Aug. 14, 2006
Power outages cause frustration in LP
By Ivan Raconteur
Lester Prairie experienced two power outages in less than a week, leading the city council and local business owners to ask what could be done about it.
The outages July 12 and 17 affected a portion of the downtown area.
During Monday’s council meeting, Council Member Roland Bruckschen said he had heard several complaints about the outages.
Council Member Art Mallak said that the outages resulted in $130 in damage at his business. A fax machine and some fluorescent bulbs were damaged.
Another business owner affected was Kari Artmann of Big Don’s Carthedral.
Artmann said Big Don’s has lost revenue and had to destroy some perishable products as a result of the outages.
She said the business lost ice cream, milk, and other products as a result of the most recent outages, but did not have an estimate of the total value because no insurance claim was filed.
“We have lost a lot of revenue in the last year because of this. When the power goes out, we can’t sell gas, and the shop can’t do anything, but we still have to pay our employees,” Artmann said.
Frustrated with the frequency of the outages, Artmann contacted both Xcel and Minnesota Attorney General Mike Hatch about the situation.
Mayor Eric Angvall also contacted Xcel, and received a written response from Xcel representative Patrick Cline, who forwarded a memo from Xcel’s Minnetonka area engineer, Kim Marinac.
Marinac stated that Xcel recently completed two large-scale system upgrades in Lester Prairie, including the primary overhead line along Highway 1, and some secondary lines.
The outages, according to Marinac, were the result of fuses melting due to load demand.
The fuses, near the intersection of 1st Avenue North and County State Aid Highway 1, were upgraded in response to the outages.
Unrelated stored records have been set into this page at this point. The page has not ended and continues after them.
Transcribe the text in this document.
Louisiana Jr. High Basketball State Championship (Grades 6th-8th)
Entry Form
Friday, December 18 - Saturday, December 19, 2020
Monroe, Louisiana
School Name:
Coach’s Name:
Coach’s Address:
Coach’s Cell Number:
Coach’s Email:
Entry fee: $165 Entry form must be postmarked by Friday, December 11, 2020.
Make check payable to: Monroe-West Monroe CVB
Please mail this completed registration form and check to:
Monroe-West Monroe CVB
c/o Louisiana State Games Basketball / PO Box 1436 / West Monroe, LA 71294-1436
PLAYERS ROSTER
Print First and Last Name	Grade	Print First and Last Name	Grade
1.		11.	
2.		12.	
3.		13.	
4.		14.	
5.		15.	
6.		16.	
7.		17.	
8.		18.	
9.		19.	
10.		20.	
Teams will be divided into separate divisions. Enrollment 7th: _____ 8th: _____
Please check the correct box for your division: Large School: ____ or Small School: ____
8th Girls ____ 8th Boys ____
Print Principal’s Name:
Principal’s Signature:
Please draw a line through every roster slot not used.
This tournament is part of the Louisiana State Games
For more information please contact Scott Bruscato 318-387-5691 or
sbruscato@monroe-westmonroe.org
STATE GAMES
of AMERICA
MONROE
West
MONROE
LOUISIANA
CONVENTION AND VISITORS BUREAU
Marinac stated that other fuses in the city will be upgraded within the next couple of months.
Artmann received a reliability investigation form from Xcel that shows that there were 10 power outages in Lester Prairie in 2005, the longest lasting nearly seven hours.
There have been four outages in the city so far in 2006, with the longest lasting nine hours.
The outages were caused by a number of different factors, including lightning strikes and system overload.
Artmann received a response from Hatch dated July 24.
In the letter, Hatch stated that an agreement between Xcel, the Minnesota Department of Commerce, and the attorney general’s office, provides guidelines for outage reimbursement and system upgrade standards.
The agreement also outlines tracking methods, and was intended to force Xcel to upgrade its network promptly in the areas most affected by outages, according to Hatch.
Included with the letter were copies of the requirements, including details of the customer service refunds that were referenced by Angvall.
The refunds are based on outages unrelated to storm days or public damage.
The guidelines specify a $50 annual credit to individual customers who experience at least six service interruptions, and a $50 credit to individual customers per interruption lasting 24 hours or more.